James Gray a mis presque dix ans pour monter ce film sur la recherche d’une civilisation perdue en forêt amazonienne. Aujourd’hui sur nos écrans, le résultat nous a déçus.

Francis Ford Coppola, qui s’y connaît en tournages difficiles dans la jungle, lui aurait conseillé de laisser tomber le projet. Brad Pitt et Benedict Cumberbatch, qui devaient successivement jouer le rôle principal, ont quitté le navire. Et pourtant, James Gray (Little Odessa, We Own the Night…) a réussi à terminer le tournage de son film – son premier d’ailleurs à nous emmener loin de New York.

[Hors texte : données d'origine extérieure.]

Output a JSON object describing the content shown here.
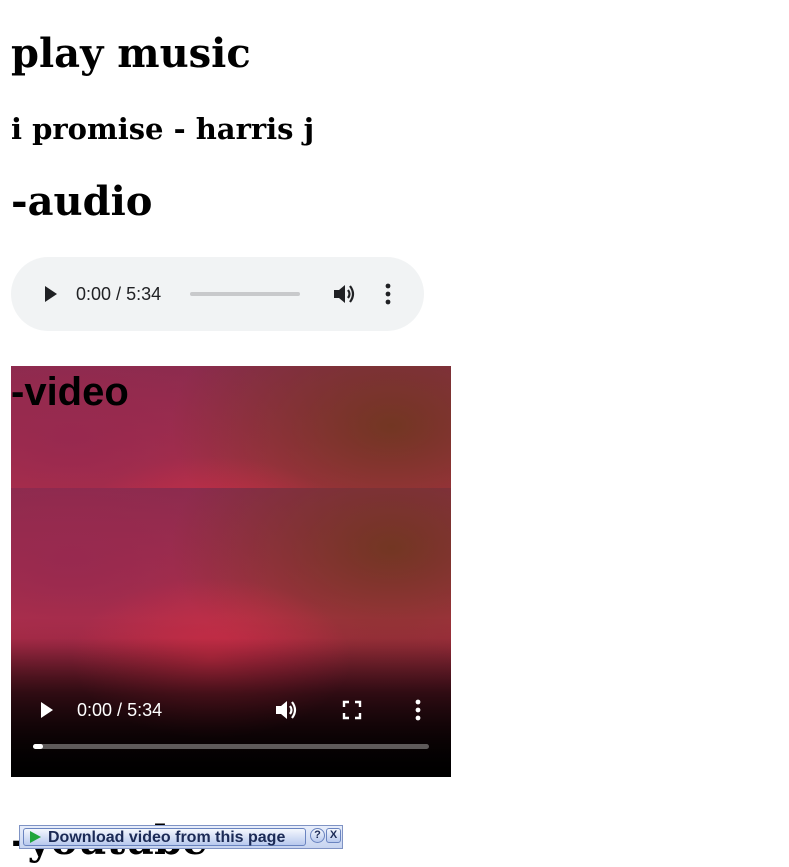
{
  "page": {
    "title": "play music",
    "subtitle": "i promise - harris j",
    "audio_heading": "-audio",
    "video_heading": "-video",
    "youtube_heading": "-youtube"
  },
  "audio_player": {
    "current_time": "0:00",
    "separator": " / ",
    "duration": "5:34",
    "progress": 0,
    "icons": [
      "play-icon",
      "volume-icon",
      "more-options-icon"
    ]
  },
  "video_player": {
    "current_time": "0:00",
    "separator": " / ",
    "duration": "5:34",
    "progress": 0.025,
    "icons": [
      "play-icon",
      "volume-icon",
      "fullscreen-icon",
      "more-options-icon"
    ]
  },
  "download_bar": {
    "label": "Download video from this page",
    "help_label": "?",
    "close_label": "X",
    "accent": "#1fa53a"
  }
}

The Lost City of Z raconte l’histoire de l’explorateur Col. Percy Fawcett (Charlie Hunnam) qui, au tout début du XXe siècle, part dans la jungle amazonienne pour cartographier la frontière entre le Brésil et la Bolivie, et pour y sécuriser les intérêts de la couronne britannique (notamment en matière de caoutchouc). Il y découvre les traces d’une civilisation ancienne, bien plus avancée qu’il n’était alors permis de le croire dans les milieux scientifiques. Fawcett retournera à plusieurs reprises en Amazonie afin de prouver sa théorie, jusqu’à ce qu’il disparaisse définitivement lors d’une expédition en 1925.

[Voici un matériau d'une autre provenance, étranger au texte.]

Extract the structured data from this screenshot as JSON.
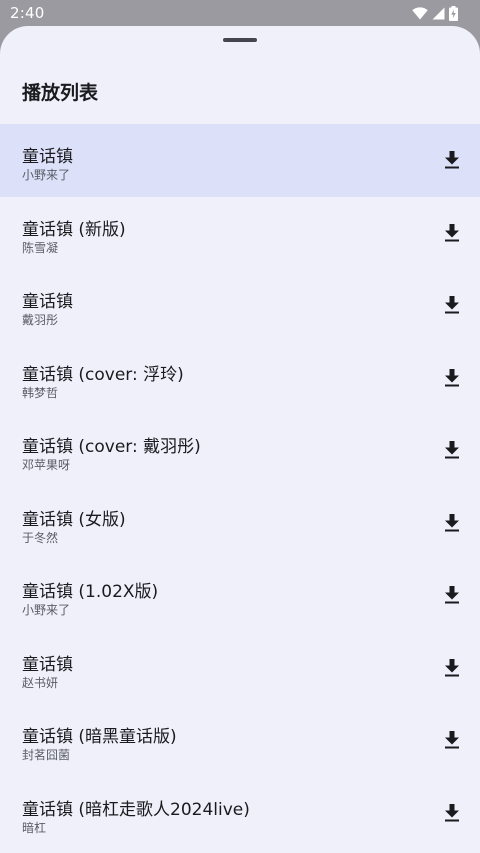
{
  "status_bar": {
    "time": "2:40",
    "icons": [
      "wifi-icon",
      "cellular-signal-icon",
      "battery-charging-icon"
    ]
  },
  "sheet": {
    "title": "播放列表"
  },
  "tracks": [
    {
      "title": "童话镇",
      "artist": "小野来了",
      "active": true
    },
    {
      "title": "童话镇 (新版)",
      "artist": "陈雪凝",
      "active": false
    },
    {
      "title": "童话镇",
      "artist": "戴羽彤",
      "active": false
    },
    {
      "title": "童话镇 (cover: 浮玲)",
      "artist": "韩梦哲",
      "active": false
    },
    {
      "title": "童话镇 (cover: 戴羽彤)",
      "artist": "邓苹果呀",
      "active": false
    },
    {
      "title": "童话镇 (女版)",
      "artist": "于冬然",
      "active": false
    },
    {
      "title": "童话镇 (1.02X版)",
      "artist": "小野来了",
      "active": false
    },
    {
      "title": "童话镇",
      "artist": "赵书妍",
      "active": false
    },
    {
      "title": "童话镇 (暗黑童话版)",
      "artist": "封茗囧菌",
      "active": false
    },
    {
      "title": "童话镇 (暗杠走歌人2024live)",
      "artist": "暗杠",
      "active": false
    }
  ],
  "colors": {
    "sheet_background": "#eff0f9",
    "active_row": "#dce1f9",
    "scrim": "#9a9aa0",
    "text_primary": "#1b1b1f",
    "text_secondary": "#5a5c66"
  }
}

Il y a des idées très intéressantes dans le scénario du film de Gray. Comme celle, plutôt anecdotique, qui voit Fawcett et son équipe tomber en pleine représentation d’un opéra au milieu de la jungle, référence à Fitzcarraldo et à Werner Herzog. Au départ, le personnage de Fawcett était plutôt intéressant: parce qu’il «a fait des choix malheureux en ce qui concerne ses ancêtres», il peine à avancer dans la hiérarchie de l’armée britannique, ce qui le motive d’autant plus à prouver ses théories et gagner ainsi la reconnaissance de ses pairs.

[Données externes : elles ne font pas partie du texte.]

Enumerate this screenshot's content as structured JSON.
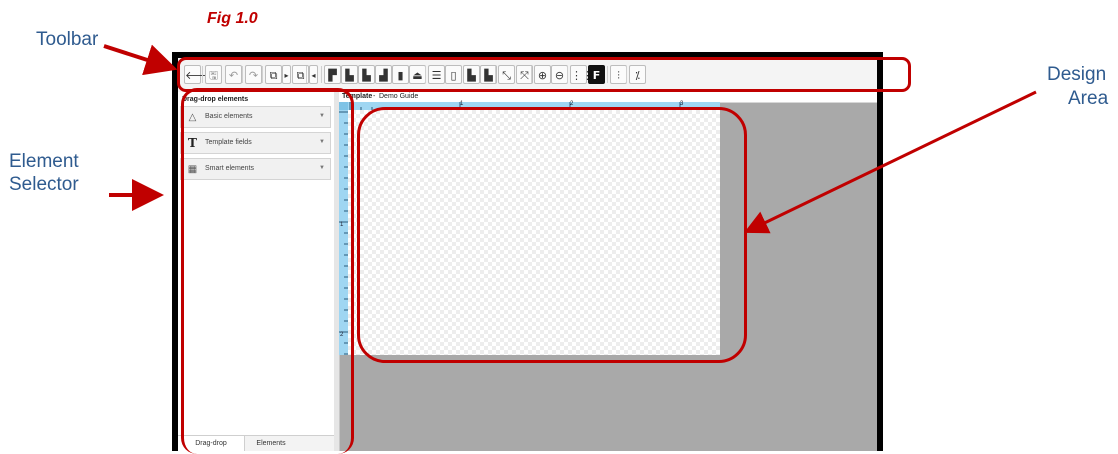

Malheureusement, pour un public du XXIe siècle qui ne devrait plus être étonné par l’existence de civilisations avancées anciennes, le film perd rapidement ses nuances et zones d’ombre, pour devenir pédagogique et se mettre à prêcher des bons sentiments trop «modernes» pour être réellement crédibles tels quels dans la société anglaise du début du XXe siècle. Ainsi le personnage de l’épouse de Fawcett, condamnée à élever les enfants que celui-ci laisse derrière lui à chaque retour au pays, aurait pu être bien plus important dans la deuxième partie du film. Et surtout, il manque à cette histoire les petits détails qui feraient que l’on comprenne et ressente la fascination et l’amour du protagoniste pour la jungle et ses habitants dits primitifs.

Prêchi-prêcha?

Ceci d’autant plus qu’il nous est arrivé de voir le même jour que The Lost City of Z, cet autre film actuellement sur nos écrans, et qui raconte une histoire semblable en bien des points: Une expédition scientifico-militaire en jungle tropicale – avec rencontre d’autochtones pacifiques qui vivent en communion avec la nature sauvage – est aussi à la base du scénario de Kong: Skull Island. Ce film de pure aventure, réalisé par un quasi-inconnu qui vient de la télévision (Jordan Vogt-Roberts), a beau être une énième remise à jour de King Kong (avec effets spéciaux en 3D comme argument de vente), il réussit d’abord à nous entretenir intelligemment pendant deux heures grâce à un scénario parfaitement construit, surtout en ce qui concerne ses personnages et histoires secondaires.

Pour qui veut bien les accepter, il y a dans les détails autant de références féministes, antimilitaristes et humanistes que dans le film de l’«auteur» James Gray. Il y a dans les deux films certaines séquences qui se ressemblent étrangement, comme par exemple quand les indigènes se font photographier par les visiteurs.

Sans vouloir mettre ces deux films en comparaison, voire en compétition, notons tout de même que notre déception provient du fait que The Lost City of Z se prend très au sérieux (ce qui n’est pas un tort a priori), et offre très peu de champ libre au spectateur pour en faire sa propre interprétation. Et n’envisageons même pas une comparaison avec les chefs-d’œuvre «junglistiques» de Coppola ou de Herzog cités plus haut.